Fighting does nothing to better the NHL. The fans don’t even want it anymore. Fighting results in a drop in attendance and revenue for the league, according to Duane Rockerbie, an economics professor at the University of Lethbridge in Alberta. Through 13 seasons, Rockerbie discovered that revenue and attendance numbers were at their lowest when fighting was at its highest.

The lack of fighting isn’t causing an increase in cheap shots and penalties either. High sticking is at an all-time low, while boarding and game misconducts are also on the decline. Fighting is no longer used to let players ‘police’ the game. Only six of the first 40 fights in the season involved a player defending their teammate, according to CBS Sports. Of the eight incidents that resulted in suspensions and fines leading up to November, not one of the perpetrators were challenged to a fight during the game to pay for their actions.

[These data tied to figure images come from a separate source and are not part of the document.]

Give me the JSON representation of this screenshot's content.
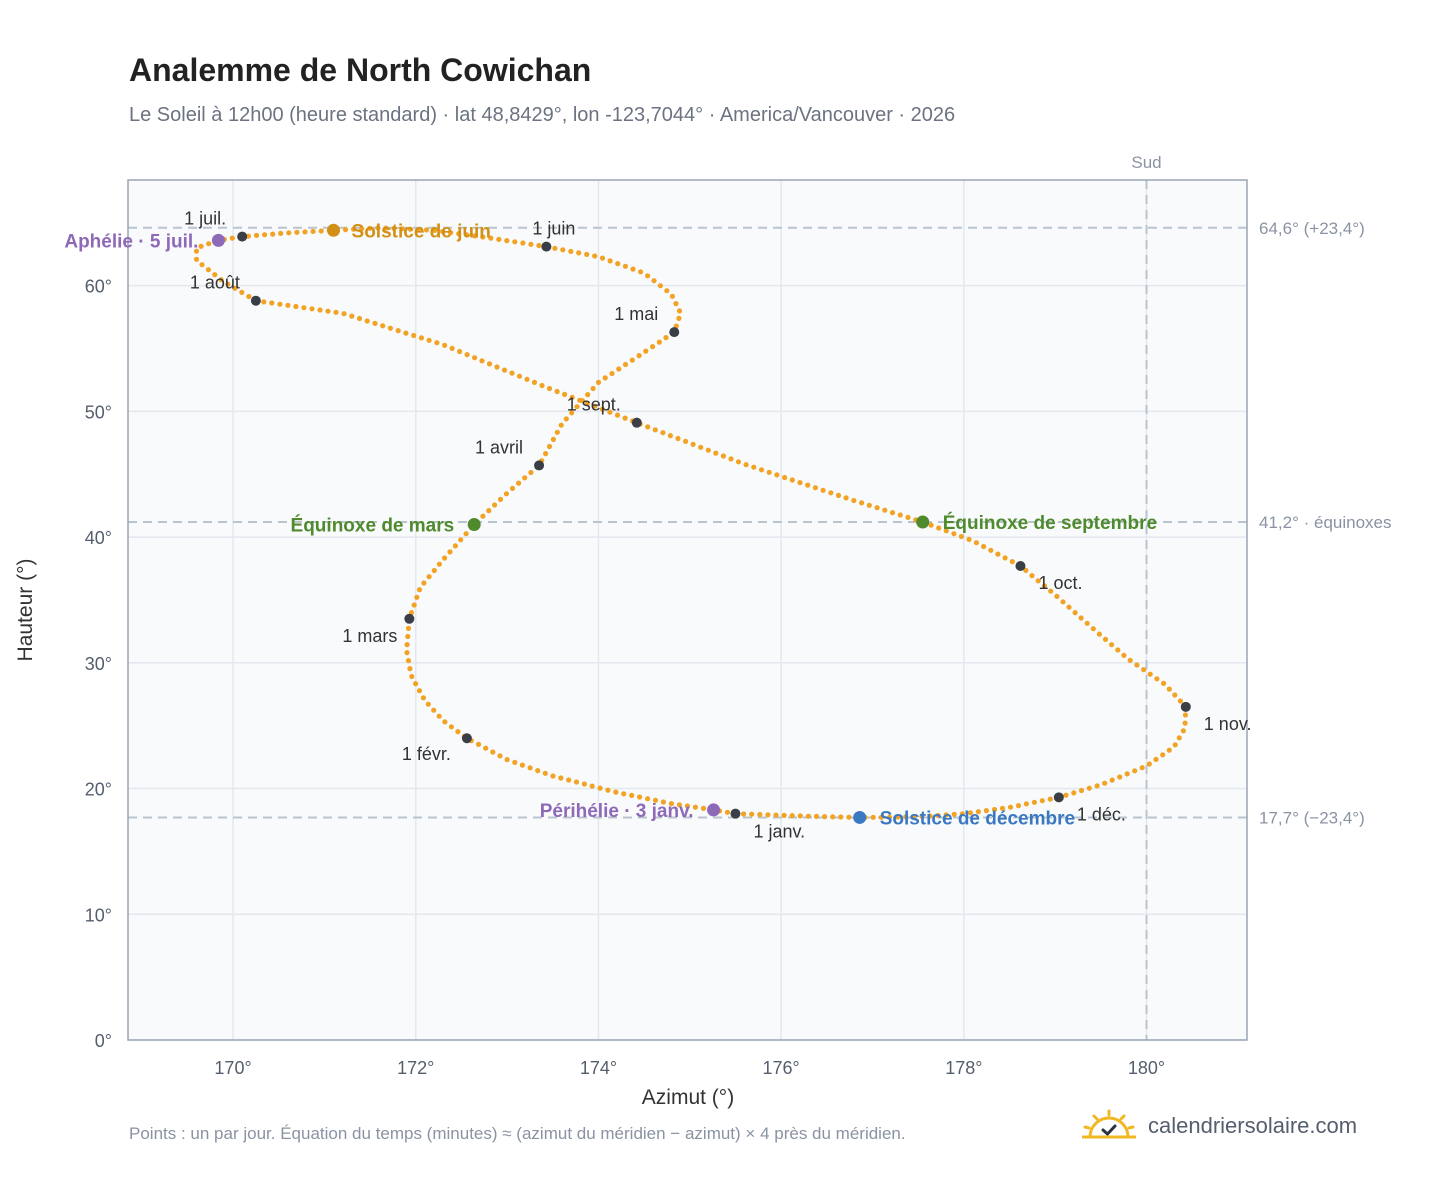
{
  "chart_data": {
    "type": "scatter",
    "title": "Analemme de North Cowichan",
    "subtitle": "Le Soleil à 12h00 (heure standard) · lat 48,8429°, lon -123,7044° · America/Vancouver · 2026",
    "xlabel": "Azimut (°)",
    "ylabel": "Hauteur (°)",
    "xlim": [
      168.85,
      181.1
    ],
    "ylim": [
      0,
      68.4
    ],
    "xticks": [
      170,
      172,
      174,
      176,
      178,
      180
    ],
    "xtick_labels": [
      "170°",
      "172°",
      "174°",
      "176°",
      "178°",
      "180°"
    ],
    "yticks": [
      0,
      10,
      20,
      30,
      40,
      50,
      60
    ],
    "ytick_labels": [
      "0°",
      "10°",
      "20°",
      "30°",
      "40°",
      "50°",
      "60°"
    ],
    "grid": true,
    "south_line": {
      "x": 180,
      "label": "Sud"
    },
    "reference_lines": [
      {
        "y": 64.6,
        "label": "64,6° (+23,4°)"
      },
      {
        "y": 41.2,
        "label": "41,2° · équinoxes"
      },
      {
        "y": 17.7,
        "label": "17,7° (−23,4°)"
      }
    ],
    "analemma_path": [
      [
        175.5,
        18.0
      ],
      [
        175.9,
        17.9
      ],
      [
        176.3,
        17.8
      ],
      [
        176.6,
        17.75
      ],
      [
        176.86,
        17.7
      ],
      [
        177.2,
        17.72
      ],
      [
        177.6,
        17.8
      ],
      [
        178.0,
        18.0
      ],
      [
        178.5,
        18.5
      ],
      [
        179.04,
        19.3
      ],
      [
        179.5,
        20.3
      ],
      [
        180.0,
        21.8
      ],
      [
        180.3,
        23.3
      ],
      [
        180.42,
        24.8
      ],
      [
        180.43,
        26.5
      ],
      [
        180.2,
        28.3
      ],
      [
        179.8,
        30.3
      ],
      [
        179.45,
        32.5
      ],
      [
        179.0,
        35.4
      ],
      [
        178.62,
        37.7
      ],
      [
        178.1,
        39.7
      ],
      [
        177.55,
        41.2
      ],
      [
        176.8,
        42.9
      ],
      [
        175.6,
        45.8
      ],
      [
        174.42,
        49.1
      ],
      [
        173.4,
        52.0
      ],
      [
        172.3,
        55.3
      ],
      [
        171.2,
        57.8
      ],
      [
        170.25,
        58.8
      ],
      [
        169.9,
        60.3
      ],
      [
        169.6,
        62.0
      ],
      [
        169.6,
        63.0
      ],
      [
        169.84,
        63.6
      ],
      [
        170.1,
        63.9
      ],
      [
        170.6,
        64.2
      ],
      [
        171.1,
        64.4
      ],
      [
        171.6,
        64.6
      ],
      [
        172.2,
        64.4
      ],
      [
        172.8,
        63.8
      ],
      [
        173.43,
        63.1
      ],
      [
        174.0,
        62.3
      ],
      [
        174.5,
        61.0
      ],
      [
        174.8,
        59.3
      ],
      [
        174.9,
        57.8
      ],
      [
        174.83,
        56.3
      ],
      [
        174.5,
        54.7
      ],
      [
        174.0,
        52.3
      ],
      [
        173.6,
        49.0
      ],
      [
        173.35,
        45.7
      ],
      [
        173.0,
        43.5
      ],
      [
        172.64,
        41.0
      ],
      [
        172.3,
        38.2
      ],
      [
        172.05,
        36.0
      ],
      [
        171.93,
        33.5
      ],
      [
        171.9,
        31.0
      ],
      [
        171.95,
        29.0
      ],
      [
        172.1,
        27.0
      ],
      [
        172.3,
        25.4
      ],
      [
        172.56,
        24.0
      ],
      [
        173.0,
        22.3
      ],
      [
        173.5,
        21.0
      ],
      [
        174.2,
        19.7
      ],
      [
        174.8,
        18.8
      ],
      [
        175.26,
        18.3
      ],
      [
        175.5,
        18.0
      ]
    ],
    "month_markers": [
      {
        "label": "1 janv.",
        "x": 175.5,
        "y": 18.0
      },
      {
        "label": "1 févr.",
        "x": 172.56,
        "y": 24.0
      },
      {
        "label": "1 mars",
        "x": 171.93,
        "y": 33.5
      },
      {
        "label": "1 avril",
        "x": 173.35,
        "y": 45.7
      },
      {
        "label": "1 mai",
        "x": 174.83,
        "y": 56.3
      },
      {
        "label": "1 juin",
        "x": 173.43,
        "y": 63.1
      },
      {
        "label": "1 juil.",
        "x": 170.1,
        "y": 63.9
      },
      {
        "label": "1 août",
        "x": 170.25,
        "y": 58.8
      },
      {
        "label": "1 sept.",
        "x": 174.42,
        "y": 49.1
      },
      {
        "label": "1 oct.",
        "x": 178.62,
        "y": 37.7
      },
      {
        "label": "1 nov.",
        "x": 180.43,
        "y": 26.5
      },
      {
        "label": "1 déc.",
        "x": 179.04,
        "y": 19.3
      }
    ],
    "events": [
      {
        "label": "Solstice de juin",
        "x": 171.1,
        "y": 64.4,
        "color": "#d39016"
      },
      {
        "label": "Aphélie · 5 juil.",
        "x": 169.84,
        "y": 63.6,
        "color": "#8e69b8"
      },
      {
        "label": "Équinoxe de mars",
        "x": 172.64,
        "y": 41.0,
        "color": "#4f8a2d"
      },
      {
        "label": "Équinoxe de septembre",
        "x": 177.55,
        "y": 41.2,
        "color": "#4f8a2d"
      },
      {
        "label": "Périhélie · 3 janv.",
        "x": 175.26,
        "y": 18.3,
        "color": "#8e69b8"
      },
      {
        "label": "Solstice de décembre",
        "x": 176.86,
        "y": 17.7,
        "color": "#3a78c2"
      }
    ],
    "colors": {
      "path": "#f2a324",
      "marker": "#3a3f47",
      "grid": "#e3e8ee",
      "plot_bg": "#f8fafc",
      "axis": "#9aa5b4",
      "ref_line": "#b9c4cf"
    }
  },
  "footer_note": "Points : un par jour. Équation du temps (minutes) ≈ (azimut du méridien − azimut) × 4 près du méridien.",
  "brand": {
    "name": "calendriersolaire.com",
    "icon": "sun-check-icon"
  }
}
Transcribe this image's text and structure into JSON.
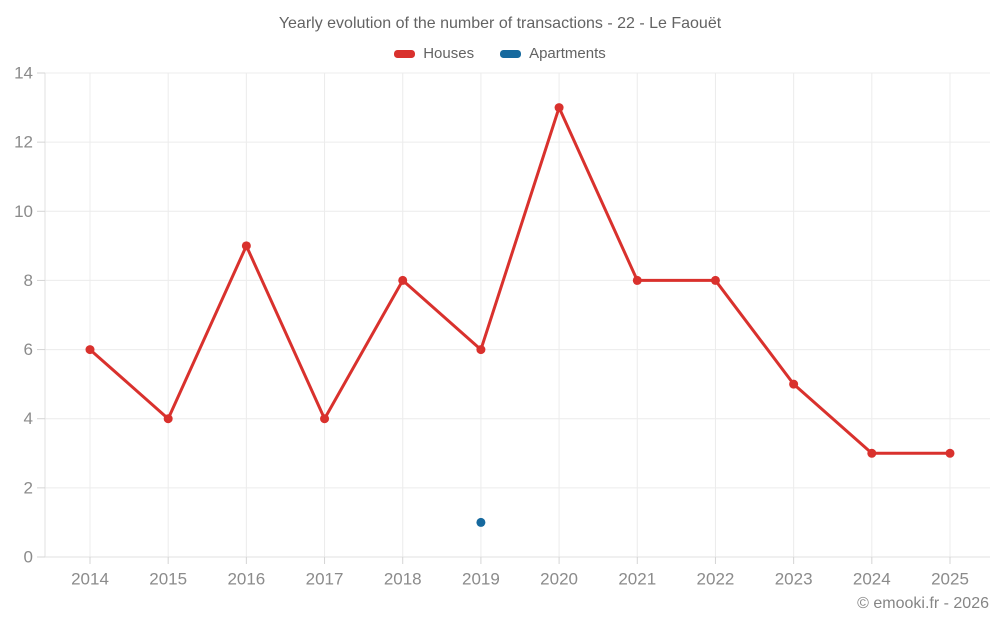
{
  "page": {
    "footer": "© emooki.fr - 2026"
  },
  "legend": {
    "items": [
      {
        "label": "Houses",
        "color": "#d9312d"
      },
      {
        "label": "Apartments",
        "color": "#16699e"
      }
    ]
  },
  "chart_data": {
    "type": "line",
    "title": "Yearly evolution of the number of transactions - 22 - Le Faouët",
    "categories": [
      "2014",
      "2015",
      "2016",
      "2017",
      "2018",
      "2019",
      "2020",
      "2021",
      "2022",
      "2023",
      "2024",
      "2025"
    ],
    "series": [
      {
        "name": "Houses",
        "color": "#d9312d",
        "values": [
          6,
          4,
          9,
          4,
          8,
          6,
          13,
          8,
          8,
          5,
          3,
          3
        ]
      },
      {
        "name": "Apartments",
        "color": "#16699e",
        "values": [
          null,
          null,
          null,
          null,
          null,
          1,
          null,
          null,
          null,
          null,
          null,
          null
        ]
      }
    ],
    "ylim": [
      0,
      14
    ],
    "ytick_step": 2,
    "grid": true,
    "legend_position": "top",
    "styles": {
      "grid_color": "#ececec",
      "axis_border_color": "#e2e2e2",
      "tick_color": "#d4d4d4",
      "tick_label_color": "#8b8b8b",
      "line_width": 3,
      "point_radius": 4.5
    }
  }
}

Players almost never fight in important situations. We don’t see fighting in the Olympics and rarely in the playoffs, but we also never see it in the third period of a close game. Winning a fight can build your team momentum, but coaches are sending their star players out instead. Taking a penalty is no longer worth the risk of losing a game. Of the season’s first 40 fights, 22 have come in the first period of the game, 13 in the second, seven right off the face-off, and five that happened for no reason at all.

The art of fighting in hockey is dying out. It’s time for the NHL to put this debate to rest and enforce stricter penalties against fights. Whether it be an automatic game ejection, fine, or suspension, fighting needs to be dealt with officially once and for all. Fighting will always be a part of hockey culture, but the NHL has the responsibility to keep its players safe and continue the expansion of the league before allowing an act that shows no importance to the game. It’s time to clean up the league.